One embodiment of the invention that is presently considered preferred provides for the print to be applied to the label symmetrically relative to the center axis or axis of symmetry of the sector shaped label pick -up palettes where the control cam is constructed in such a way that the center axis of the palettes lies in front of the eye of the reading head along a radial line of the palette rotor when the advancing edge of the imprint approaches and remains aligned in the radial direction of the rotor until the trailing edge of the imprint has passed by the reading or inspecting eye. With this arrangement, the individual palettes are held in place after taking on the aligned position in which the center axis of the palettes and, also the center of the imprint, are aligned in the radial direction and they are then moved past the reading head in this fixed position. As a result, low forces are required for guiding the individual palettes while a slight limitation to the imprint must be considered since the reflex light beam can only be captured within a specific angular range by the reading head.

A more detailed description of a preferred embodiment of the invention will now be set forth in reference to the drawings.

DESCRIPTION OF THE DRAWINGS

FIG. 1 is a schematic top view of a labeling machine incorporating the invention;

FIG. 2 is a diagram of an embodiment of the invention in which a glue coated palette swings past the reading head with its center of curvature guided around the optical eye of the reading head in a circular path;

FIG. 3 is an embodiment in which the center of curvature of the palette, while swinging past the reading head, is maintained on the axis between the center of rotation of the palette rotor and reading head; and

FIG. 4 is an embodiment in which the center axis of the glue coated palettes point to the center point of the palette rotor while swinging past the reading head.

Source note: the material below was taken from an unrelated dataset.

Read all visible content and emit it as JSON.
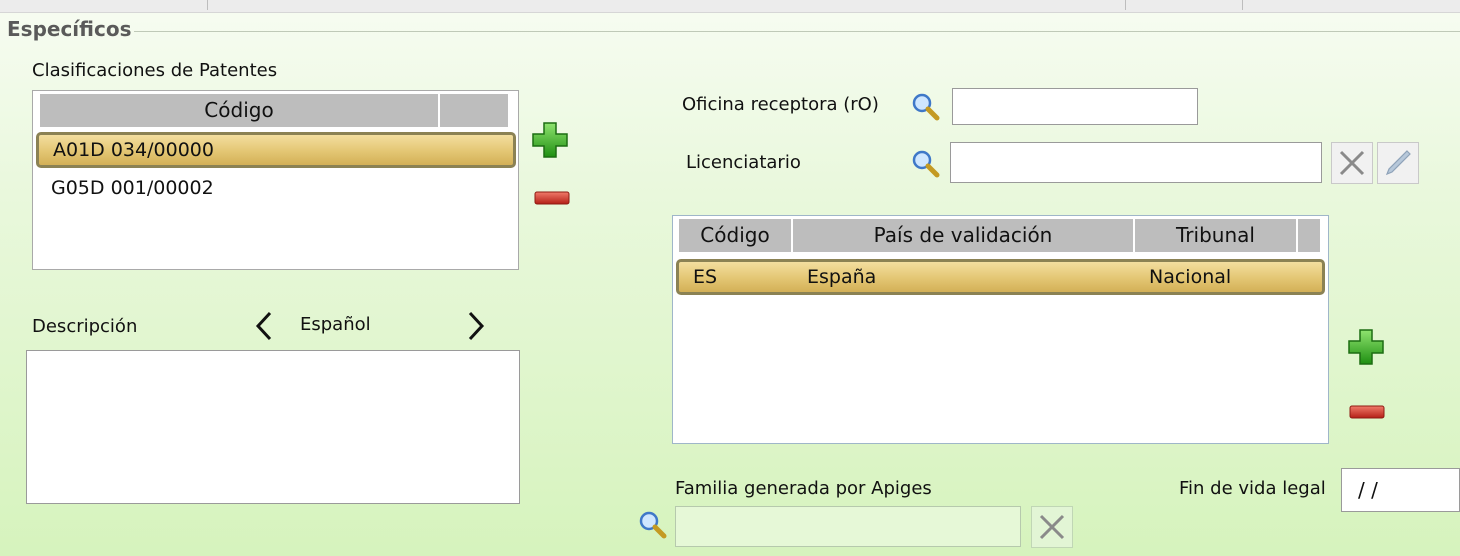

DESCRIPTION OF A PREFERRED EMBODIMENT

In FIG. 1, the schematic representation of the labeling device containing the invention is designated generally by the reference numeral 1. The labeling device comprises a palette rotor 2 which has label pick-up palettes 4 equiangularly spaced around the rotor. In this embodiment, eight palettes 4 are shown. Palettes 4 are fastened to palette shafts 11 which are acted upon by a control cam 18 which is shown schematically in dashed lines, in such manner that the palette surfaces 3 of the palettes 4 are swivelled back and forth during a rotation of the rotor that corresponds to a movement path initiated by the control cam. The control cam is basically like the cam shown in U.S. Pat. No. 4,445,961. The palette rotor 2 which carries the individual swivelling or oscillating glue palettes 4 which swivel about the palette shafts 11, rotates at high speed during operation in the direction of the arrow P1. When the palette rotor 2 is rotating, the individual palettes 4 pass a glue roller 7 where the palettes pick up a thin coat of glue on their curved surfaces 3. Surfaces 3 are sectors of a circle. The glue coated palette surfaces 3 then travel past the unprinted side of a label in label magazine 6 where the palettes pick up the foremost label in the magazine. The label adhering to the palette surface is then guided past a printing mechanism 8 which prints the bottle filling date, for example, at a predetermined place on each label. Finally, the label reaches the gripping cylinder 5 which pulls the label from the palette surface and leads it to objects, such as bottles, which are to be labeled in a well known manner. The events so far described are known.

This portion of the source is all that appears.